Ritorno sgradito alla sovranità monetaria

L’emissione di questa nuova moneta legata all’oro arriva dopo appena cinque anni di vita del nuovo dollaro Zim.

Infatti, dopo l’iperinflazione la banca centrale smise di stampare banconote e di coniare monetine di metallo. I cittadini non si fidavano e scambiavano tra di loro e con l’estero in dollari Usa, euro, sterline, yuan, yen, rupie e rand sudafricani. Fu così fino al 2016 quando il governo volle testare il ritorno alla sovranità monetaria con i “bond note”. In teoria, i biglietti avevano un valore esattamente uguale al dollaro Usa. Subito dopo la loro emissione, sul mercato cedettero di un terzo. E le cose andarono successivamente anche peggio.

I cittadini dello Zimbabwe non si fidarono né dell’allora governo di Robert Mugabe, l’anziano dittatore al potere sin dall’indipendenza del 1980, né del successore Emmerson Mnangagwa. Questi nel 2019 introdusse definitivamente la moneta nazionale, vietando gli scambi in dollari Usa per un anno. A seguito del collasso del cambio, del boom dei prezzi e delle proteste, le transazioni in valuta americana tornarono ad essere consentite. E lo saranno anche con la moneta agganciata all’oro in corso di emissione. Un modo per rassicurare i cittadini sul fatto che non si ripeteranno gli errori del passato.

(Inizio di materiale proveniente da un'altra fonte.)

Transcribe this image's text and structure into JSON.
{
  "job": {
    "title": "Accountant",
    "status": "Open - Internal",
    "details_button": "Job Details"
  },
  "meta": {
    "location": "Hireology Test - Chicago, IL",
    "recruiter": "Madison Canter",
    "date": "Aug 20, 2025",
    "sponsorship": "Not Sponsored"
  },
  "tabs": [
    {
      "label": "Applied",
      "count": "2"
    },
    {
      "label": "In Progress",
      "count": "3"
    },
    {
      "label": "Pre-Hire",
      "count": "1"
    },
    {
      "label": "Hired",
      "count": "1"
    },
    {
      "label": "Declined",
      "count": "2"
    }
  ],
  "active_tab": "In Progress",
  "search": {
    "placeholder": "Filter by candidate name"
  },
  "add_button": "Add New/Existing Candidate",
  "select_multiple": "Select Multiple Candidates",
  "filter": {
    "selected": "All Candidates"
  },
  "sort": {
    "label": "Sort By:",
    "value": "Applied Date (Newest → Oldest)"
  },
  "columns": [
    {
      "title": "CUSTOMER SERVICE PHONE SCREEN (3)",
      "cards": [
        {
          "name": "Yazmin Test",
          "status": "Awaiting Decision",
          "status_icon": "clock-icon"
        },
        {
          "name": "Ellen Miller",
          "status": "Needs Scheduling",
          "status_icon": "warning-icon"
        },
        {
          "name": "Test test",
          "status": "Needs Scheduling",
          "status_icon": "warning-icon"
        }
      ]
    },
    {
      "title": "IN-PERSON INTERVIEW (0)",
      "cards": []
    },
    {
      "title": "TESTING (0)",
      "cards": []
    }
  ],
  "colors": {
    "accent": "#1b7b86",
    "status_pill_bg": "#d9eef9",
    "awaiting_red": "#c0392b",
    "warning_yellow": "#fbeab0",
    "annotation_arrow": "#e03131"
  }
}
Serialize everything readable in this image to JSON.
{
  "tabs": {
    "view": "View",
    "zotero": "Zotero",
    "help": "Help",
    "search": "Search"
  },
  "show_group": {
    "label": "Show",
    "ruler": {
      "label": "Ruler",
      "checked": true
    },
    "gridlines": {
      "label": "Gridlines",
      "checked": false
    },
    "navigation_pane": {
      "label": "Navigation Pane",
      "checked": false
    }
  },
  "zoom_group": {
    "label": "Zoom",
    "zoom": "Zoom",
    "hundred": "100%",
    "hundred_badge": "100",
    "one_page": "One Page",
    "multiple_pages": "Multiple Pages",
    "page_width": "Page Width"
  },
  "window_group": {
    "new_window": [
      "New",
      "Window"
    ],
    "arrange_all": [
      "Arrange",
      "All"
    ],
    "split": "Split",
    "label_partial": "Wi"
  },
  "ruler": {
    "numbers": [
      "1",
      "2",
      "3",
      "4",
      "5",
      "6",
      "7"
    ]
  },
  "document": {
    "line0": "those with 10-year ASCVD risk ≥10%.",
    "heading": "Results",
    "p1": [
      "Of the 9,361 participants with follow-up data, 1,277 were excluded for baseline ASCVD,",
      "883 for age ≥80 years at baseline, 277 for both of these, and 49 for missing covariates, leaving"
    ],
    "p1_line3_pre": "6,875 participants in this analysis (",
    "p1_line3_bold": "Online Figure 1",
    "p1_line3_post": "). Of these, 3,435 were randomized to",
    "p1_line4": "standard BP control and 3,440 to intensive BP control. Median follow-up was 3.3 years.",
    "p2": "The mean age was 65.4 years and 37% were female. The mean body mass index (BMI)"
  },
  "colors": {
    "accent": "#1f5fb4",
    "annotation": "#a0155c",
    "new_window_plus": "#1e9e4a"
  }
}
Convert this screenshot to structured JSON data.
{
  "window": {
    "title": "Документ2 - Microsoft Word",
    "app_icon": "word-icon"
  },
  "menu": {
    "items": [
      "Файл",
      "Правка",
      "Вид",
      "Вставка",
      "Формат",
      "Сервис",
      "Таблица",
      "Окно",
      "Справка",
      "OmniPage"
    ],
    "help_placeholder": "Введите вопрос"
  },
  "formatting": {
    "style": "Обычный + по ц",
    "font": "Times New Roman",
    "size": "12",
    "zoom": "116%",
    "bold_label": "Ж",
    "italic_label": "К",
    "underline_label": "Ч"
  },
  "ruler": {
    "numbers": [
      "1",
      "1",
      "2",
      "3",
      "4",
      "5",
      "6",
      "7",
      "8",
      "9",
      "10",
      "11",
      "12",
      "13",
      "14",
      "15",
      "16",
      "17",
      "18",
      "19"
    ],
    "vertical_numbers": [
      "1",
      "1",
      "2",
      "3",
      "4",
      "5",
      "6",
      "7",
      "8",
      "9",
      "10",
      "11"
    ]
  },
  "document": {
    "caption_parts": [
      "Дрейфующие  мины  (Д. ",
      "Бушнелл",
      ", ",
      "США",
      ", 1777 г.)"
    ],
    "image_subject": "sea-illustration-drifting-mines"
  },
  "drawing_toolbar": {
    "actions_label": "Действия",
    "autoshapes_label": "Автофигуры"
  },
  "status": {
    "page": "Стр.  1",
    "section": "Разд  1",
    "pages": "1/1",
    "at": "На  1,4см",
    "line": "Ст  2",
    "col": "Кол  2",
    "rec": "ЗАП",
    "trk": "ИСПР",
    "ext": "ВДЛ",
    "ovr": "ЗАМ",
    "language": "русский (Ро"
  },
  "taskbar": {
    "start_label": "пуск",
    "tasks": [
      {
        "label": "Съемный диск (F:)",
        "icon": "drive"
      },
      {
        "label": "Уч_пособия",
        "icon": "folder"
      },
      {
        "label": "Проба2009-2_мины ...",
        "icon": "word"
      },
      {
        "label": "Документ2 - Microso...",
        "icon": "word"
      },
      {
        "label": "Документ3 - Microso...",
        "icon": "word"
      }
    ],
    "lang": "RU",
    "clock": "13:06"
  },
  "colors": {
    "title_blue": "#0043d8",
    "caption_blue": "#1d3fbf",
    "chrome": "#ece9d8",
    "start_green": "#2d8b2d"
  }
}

Il terrore della sovranità monetaria

Il terrore della sovranità monetaria © Licenza Creative Commons

Cambio azzerato e riserve auree insufficienti

Pensate che la valuta locale scambiava cinque anni fa a 3,15 contro il dollaro Usa, mentre oggi ce ne vogliono circa 30.000 al cambio ufficiale. Al mercato nero, poi, si arriva a 40.000. Una perdita di valore prossima al 100%. Sarà differente questa volta? L’aggancio della moneta all’oro costituirebbe una garanzia. La banca centrale si è impegnata a non stampare banconote in quantità superiore alle riserve auree e in valuta straniera disponibili. Il problema sta nell’assenza di fiducia dei cittadini, che temono si tratti di un ennesimo bluff.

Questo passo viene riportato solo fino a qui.